Round One - Kyle Fuller - CB - Virginia Tech
Round Two - Ego Ferguson - DT - LSU
Round Three - Will Sutton - DT - Arizona State
Round Four - Ka'Deem Carey - Arizona
The Bears traded their fifth round pick this year and another fifth round pick next year in order to move up to select Minnesota Safety, Brock Vereen. Although I would have loved for them to have used that extra pick to go up and get Timmy Jernigan (I'm not bitter; I'm just sad), but safety was a definite need for them, so it made sense to go up and get a guy that they clearly liked. I broke down his game against my alma mater, the Iowa Hawkeyes to see what Vereen brings to the table.
The first good sign that I saw for Vereen is when teams went to spread formations, he was the most likely safety to come up and take man coverage on a wide receiver. Unfortunately, he wasn't real great in man coverage. I feel more comfortable with him giving up size to a tight end as his technique leaves a little to be desired so wide receivers can beat him bad if he is forced to match up in man coverage, but he has speed to recover against a tight end. Here is an example of Kevonte Martin-Manley, who as much as I love is probably an undrafted free agent at best next year, burning Vereen on back-to-back plays.
The first play, KMM jukes to the outside and crosses in, leaving Vereen in his dust in the process. The second play is more of the same, although it could have been much more costly. The last replay of the second play is the most important. KMM jukes his head to the outside, and it is enough to get Vereen to turn his hips and even take a step backwards with his right foot. At that point, he's toast, and a slightly better pass probably leads to a touchdown.
I would describe his work in the run game as hesitant. He seems to shuffle his feet a lot and jump into piles as opposed to coming in like a missile trying to take a running back head on. I know that isn't exciting, but considering he is likely to be a free safety, this is not that big of an issue.

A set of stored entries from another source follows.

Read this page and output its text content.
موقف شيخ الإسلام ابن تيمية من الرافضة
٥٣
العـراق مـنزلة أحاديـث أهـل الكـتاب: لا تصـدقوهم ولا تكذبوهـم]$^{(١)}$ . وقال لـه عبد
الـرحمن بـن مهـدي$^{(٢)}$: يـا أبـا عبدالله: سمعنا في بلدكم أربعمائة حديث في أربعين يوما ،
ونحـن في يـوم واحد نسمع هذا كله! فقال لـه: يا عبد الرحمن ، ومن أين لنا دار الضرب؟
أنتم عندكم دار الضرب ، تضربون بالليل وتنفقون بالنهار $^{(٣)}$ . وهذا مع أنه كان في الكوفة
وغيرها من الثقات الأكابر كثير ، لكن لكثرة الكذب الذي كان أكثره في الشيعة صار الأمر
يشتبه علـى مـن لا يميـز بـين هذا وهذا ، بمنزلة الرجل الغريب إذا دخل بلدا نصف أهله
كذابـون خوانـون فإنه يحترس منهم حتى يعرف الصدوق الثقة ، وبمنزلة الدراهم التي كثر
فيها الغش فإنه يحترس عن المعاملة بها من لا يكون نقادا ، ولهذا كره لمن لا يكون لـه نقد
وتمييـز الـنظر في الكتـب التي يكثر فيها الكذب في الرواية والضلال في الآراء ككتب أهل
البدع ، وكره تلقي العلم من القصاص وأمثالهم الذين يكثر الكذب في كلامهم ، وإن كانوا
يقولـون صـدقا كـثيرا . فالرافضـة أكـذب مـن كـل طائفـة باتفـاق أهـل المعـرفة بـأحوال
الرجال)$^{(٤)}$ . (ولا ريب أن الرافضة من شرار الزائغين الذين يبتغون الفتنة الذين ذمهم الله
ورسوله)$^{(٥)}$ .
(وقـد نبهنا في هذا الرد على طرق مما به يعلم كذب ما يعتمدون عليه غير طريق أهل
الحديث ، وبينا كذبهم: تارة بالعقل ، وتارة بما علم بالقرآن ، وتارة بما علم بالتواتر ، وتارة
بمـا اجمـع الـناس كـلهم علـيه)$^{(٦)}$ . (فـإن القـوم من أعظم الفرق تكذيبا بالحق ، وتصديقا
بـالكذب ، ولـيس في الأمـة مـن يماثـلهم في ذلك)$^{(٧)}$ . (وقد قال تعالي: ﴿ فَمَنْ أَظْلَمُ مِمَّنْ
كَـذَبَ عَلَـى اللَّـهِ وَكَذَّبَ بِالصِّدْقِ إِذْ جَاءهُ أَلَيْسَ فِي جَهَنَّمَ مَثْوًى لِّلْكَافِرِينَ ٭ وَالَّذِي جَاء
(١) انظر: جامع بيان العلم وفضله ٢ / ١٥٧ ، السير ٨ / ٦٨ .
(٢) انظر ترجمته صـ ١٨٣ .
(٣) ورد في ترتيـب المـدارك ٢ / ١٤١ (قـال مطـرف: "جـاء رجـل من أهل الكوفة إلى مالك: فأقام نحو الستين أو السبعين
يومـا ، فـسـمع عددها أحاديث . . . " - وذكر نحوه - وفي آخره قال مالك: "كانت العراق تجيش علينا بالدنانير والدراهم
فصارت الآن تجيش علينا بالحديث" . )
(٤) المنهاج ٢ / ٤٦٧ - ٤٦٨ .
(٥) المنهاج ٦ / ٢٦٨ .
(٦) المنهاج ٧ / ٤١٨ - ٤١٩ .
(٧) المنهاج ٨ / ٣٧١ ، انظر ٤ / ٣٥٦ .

One positive that I saw was his acceleration. He gets up to top speed very quickly and seems to have good speed to go along with it. When he isn't burned badly in coverage, he has makeup speed that can get him out of some bad spots.
The one thing that I rarely got to see were his abilities to play in a zone and make a break on a pass. Luckily, the one time he did get a chance, he made the most of it.
Neither angle is ideal on telling whether the quarterback made a really poor read or if Vereen just made a very good play, but the end result of an interception is certainly nice.
Overall, Vereen displays the tools to be a good safety. He has shown that he can read a pass and make a good break and create a big play. He has very good acceleration and speed which helps him as he does make false steps. The false steps and his hesitancy in the run game are both concerns, with the former being far more important than the latter, although fans may get just as frustrated with both. Watching one game, I saw flashes of a good safety and flashes of things I have seen too much of from Bears safeties in the last few years. The Bears watched enough to trade up in the draft for him, so I am going to hope that he makes less false steps than Chris Conte. If he can do that, he can use his athleticism to make a difference in the middle of the field, and the Bears will add a vital piece to their secondary.